Durban - I have been bitten by the photography bug. That much is clear after I recently attended an introductory three-day Africa Imagery photographic workshop in the KwaZulu-Natal Midlands.
Hosted by renowned wildlife photographer Roger de la Harpe and his wife, Pat, the comprehensive weekend course covered numerous theoretical and practical components that left me with an affinity for photography that had previously been bubbling under the surface.
After immersing ourselves in the basic principles of photography, image composition and camera controls on day one, my mind kept wandering back to these key elements even as I headed to bed that evening.
And the next day, a mental check accompanied my morning coffee to ensure that this new-found knowledge hadn’t disappeared with the previous night’s dreams.
Thankfully, though, ever-patient Roger – who has more than 25 years of photography experience – did not tire of repeating himself and he regularly recapped the most important aspects as we ventured out to the Karkloof Falls to put some of what we had learnt into practice.
After we wound our way through towering pine plantations, the distinctive rumble of the falls eventually heralded our arrival, and like children in a candy shop, our small group of budding photographers excitedly rushed to find prime position at the edge of the valley.
Starting out at the smaller Woodhouse Falls, we used different camera settings to enable us to capture “soft and fluffy” waterfall images, while at the other end of the spectrum we were able to seemingly freeze the water droplets in mid-air.
After mastering this mind-boggling art, we then explored the pristine surroundings – the burbling Karkloof River, cattle grazing on the nearby hilltops, and an array of bright flowers offering a host of photographic opportunities.
A large part of the workshop included image analysis, which involved a thorough review of the photos and provided a valuable platform for reflection and correction.
Roger demonstrated the advantages and effects that can be created through the careful use of Photoshop – which has the ability to transform your images from good to great.

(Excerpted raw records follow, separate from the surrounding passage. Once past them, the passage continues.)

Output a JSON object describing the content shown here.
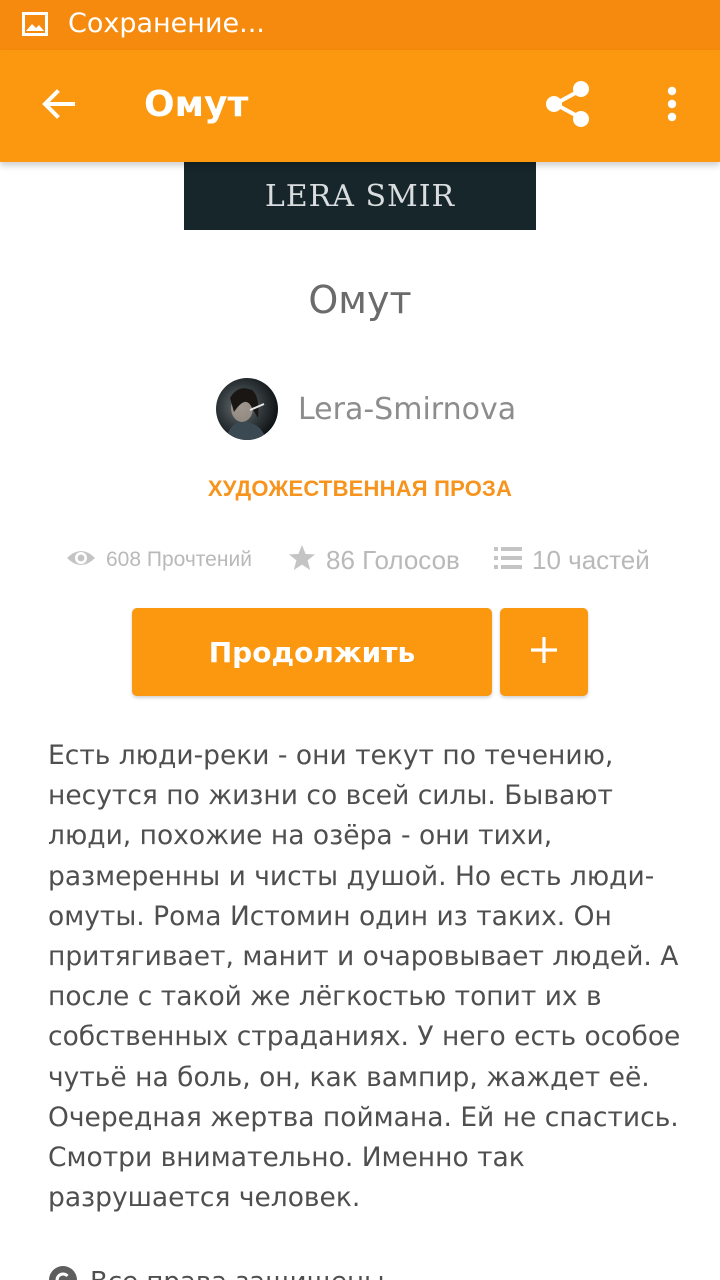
{
  "status_bar": {
    "text": "Сохранение...",
    "icon": "image-icon",
    "background": "#f58a0e"
  },
  "toolbar": {
    "title": "Омут",
    "back_icon": "arrow-left-icon",
    "share_icon": "share-icon",
    "more_icon": "more-vertical-icon",
    "background": "#fb980f"
  },
  "cover": {
    "text": "LERA SMIR"
  },
  "story": {
    "title": "Омут",
    "author": "Lera-Smirnova",
    "genre": "ХУДОЖЕСТВЕННАЯ ПРОЗА",
    "genre_color": "#f7941d"
  },
  "stats": {
    "reads": "608 Прочтений",
    "votes": "86 Голосов",
    "parts": "10 частей"
  },
  "actions": {
    "continue_label": "Продолжить",
    "add_label": "+",
    "accent": "#fb980f"
  },
  "description": "Есть люди-реки - они текут по течению, несутся по жизни со всей силы. Бывают люди, похожие на озёра - они тихи, размеренны и чисты душой. Но есть люди-омуты.  Рома Истомин один из таких. Он притягивает, манит и очаровывает людей. А после с такой же лёгкостью топит их в собственных страданиях. У него есть особое чутьё на боль, он, как вампир, жаждет её.  Очередная жертва поймана.  Ей не спастись. Смотри внимательно. Именно так разрушается человек.",
  "footer": {
    "rights": "Все права защищены",
    "icon": "copyright-icon"
  }
}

“The computer has become the new darkroom,” Roger explained. “When you take a photo nowadays, that is just the start, there is still so much you can do afterwards.”
Yet most important is the need to follow some basic principles to capture the best picture possible, and these guidelines quickly and completely changed the way I now view taking photographs.
“Everyone has the potential to take great pics,” Roger commented. “It’s so rewarding to work with new beginners and get them going on the right track before they develop some bad habits.”
On the final day of our workshop, a model joined us at the Farm Fairfell just outside Howick. We could then experiment with different lighting and various vantage points to create the best portrait photographs.
Over the three-day course it quickly became apparent that fancy cameras and elaborate equipment are not required to produce high-quality results, and as Roger said: “Knowing how to shoot a sharp, correctly composed image is far more important.”
Roger and Pat, who have produced 26 wildlife books between them, also run various photo safaris at different destinations in Southern Africa.
“It’s a wonderful moment when you see someone suddenly develop the knack for photography during our workshops,” Roger reflected. “It’s not about competition or getting too complicated, but rather about providing the foundation for personal growth.”